An upstream block lives in the global http{} context, so its name must be unique across every file nginx loads. After certbot ran, I hit:

[emerg] duplicate upstream "vllm_backend" in .../inference.yourdomain.com

The cause was two enabled site files both defining vllm_backend — a stale placeholder config alongside the real one. The fix: define the upstream in exactly one enabled file. Find them all with grep -Rn 'upstream vllm_backend' /etc/nginx/, remove the stale symlink from sites-enabled, and reload. (If you genuinely need several server blocks sharing one backend, move the upstream{} into its own conf.d/*.conf and remove it from the server files.)

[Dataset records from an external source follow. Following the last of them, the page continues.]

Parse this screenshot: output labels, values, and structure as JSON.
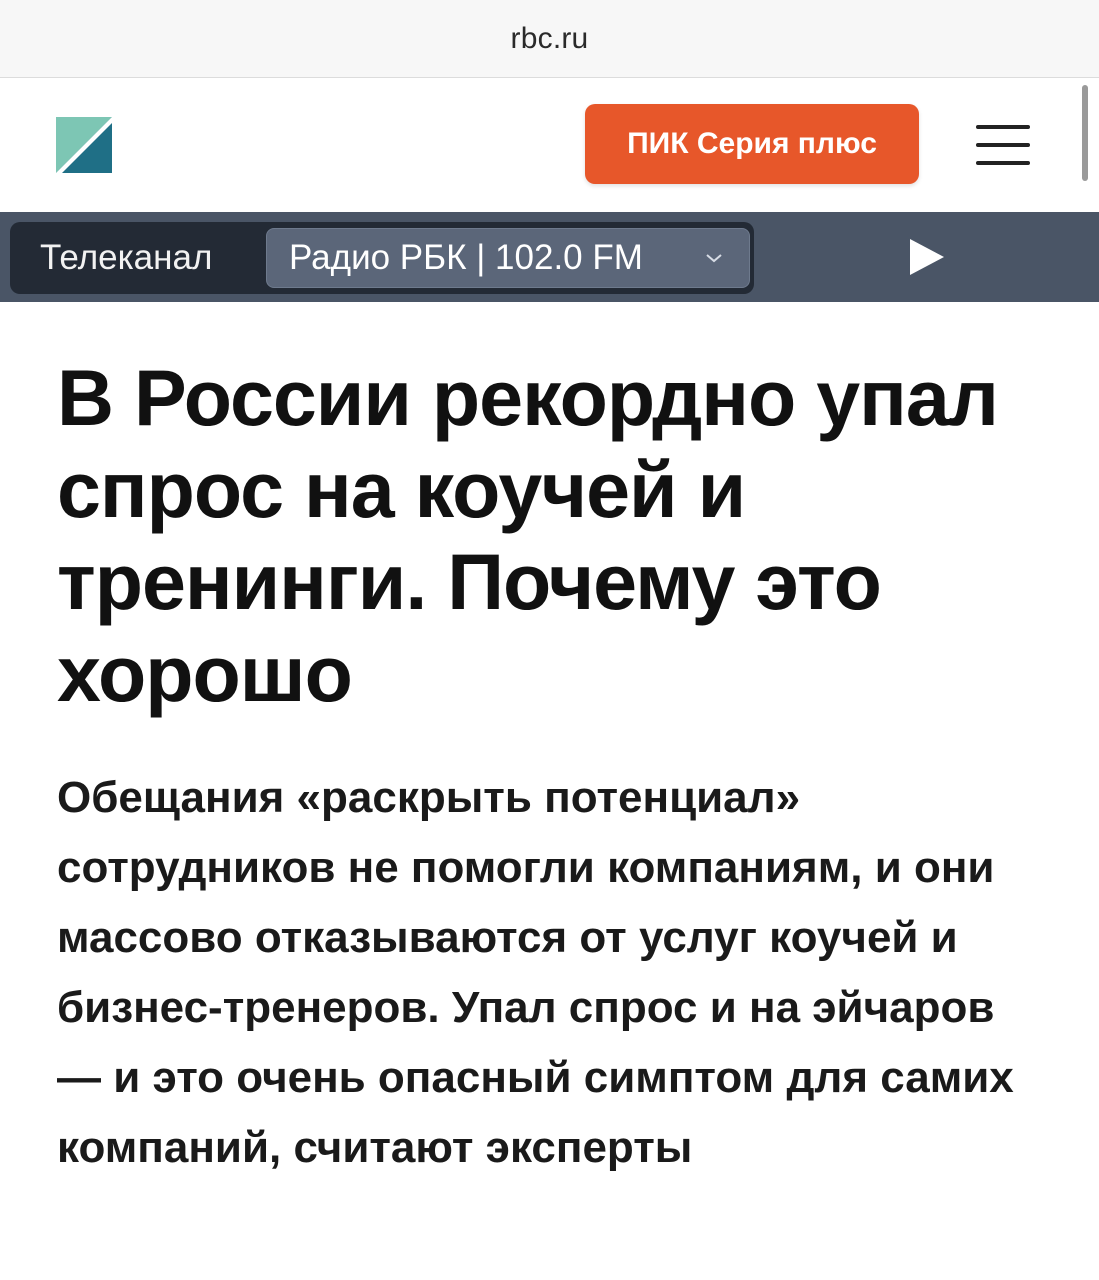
{
  "browser": {
    "url": "rbc.ru"
  },
  "header": {
    "logo_icon": "rbc-logo-icon",
    "cta_label": "ПИК Серия плюс",
    "menu_icon": "hamburger-menu-icon",
    "accent_color": "#e7572a"
  },
  "radio_bar": {
    "tab_tv": "Телеканал",
    "tab_radio": "Радио РБК | 102.0 FM",
    "dropdown_icon": "chevron-down-icon",
    "play_icon": "play-icon"
  },
  "article": {
    "title": "В России рекордно упал спрос на коучей и тренинги. Почему это хорошо",
    "lead": "Обещания «раскрыть потенциал» сотрудников не помогли компаниям, и они массово отказываются от услуг коучей и бизнес-тренеров. Упал спрос и на эйчаров — и это очень опасный симптом для самих компаний, считают эксперты"
  }
}
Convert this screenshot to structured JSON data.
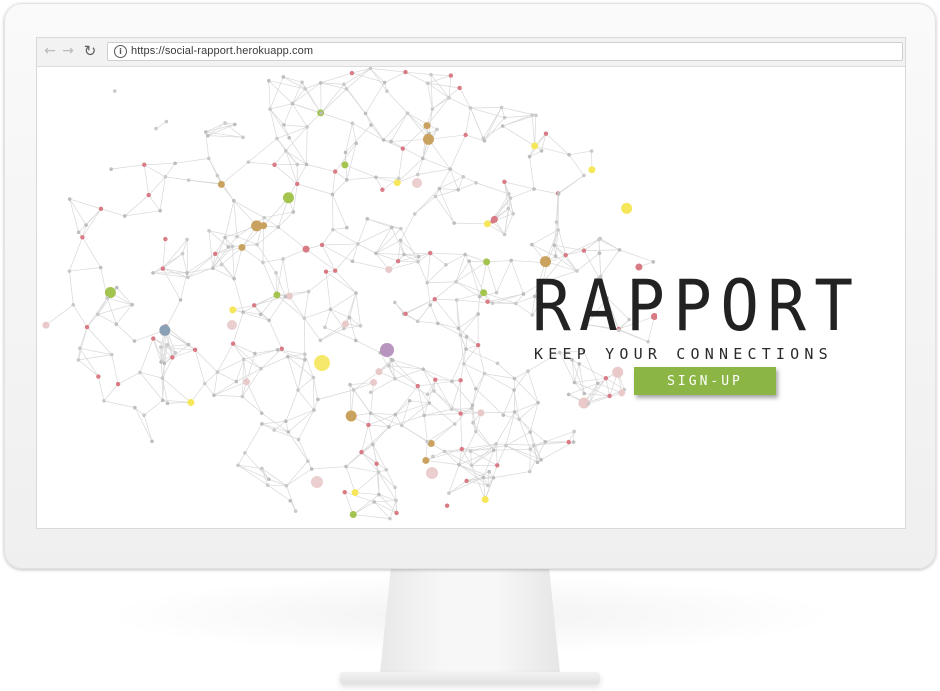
{
  "browser": {
    "url": "https://social-rapport.herokuapp.com",
    "back_icon": "←",
    "forward_icon": "→",
    "reload_icon": "↻",
    "info_icon": "i"
  },
  "hero": {
    "brand": "RAPPORT",
    "tagline": "KEEP YOUR CONNECTIONS",
    "signup_label": "SIGN-UP"
  },
  "colors": {
    "accent": "#8bb545",
    "text": "#222222",
    "node_palette": [
      "#c9c9c9",
      "#bdbdbd",
      "#d97b84",
      "#c9a25f",
      "#8aa0b4",
      "#a4c450",
      "#e9c9c9",
      "#f5e65a",
      "#b08ab8"
    ]
  }
}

After the reload, the public endpoint works end to end:

curl https://inference.yourdomain.com/v1/models -H "Authorization: Bearer $VLLM_API_KEY"

Lessons, distilled

  • On GB10 / SM121, quantization format trumps capability: FP8 runs on mature kernels; MXFP4 needs a patched stack and still fights you. Choose the model that runs cleanly, not the biggest one.
  • Unified memory means --gpu-memory-utilization starves the host. Never run the 0.9 default; leave the OS ~20+ GB.
  • "Loads" ≠ "serves." The first inference is where graph capture, compilation, and GB10 kernel issues actually surface — and graph/compile memory isn't counted in the utilization budget.
  • Watch available, not free, and monitor/test from a separate machine so a freeze is observable rather than fatal to your session.
  • Stock NGC container ≠ community patched build. Recipes written for one fail on the other; match flags to the build you're actually running.
  • For exposure, terminate TLS at a multihomed nginx box, keep vLLM intranet-only, go HTTP-first then certbot, and remember the LLM-proxy specifics: streaming buffering off, long timeouts, larger body size, pinned upstream IP, unique upstream name.

The payoff: a TLS-secured, token-authenticated, OpenAI-compatible endpoint backed by a fast local MoE model — running entirely on hardware that fits on a desk.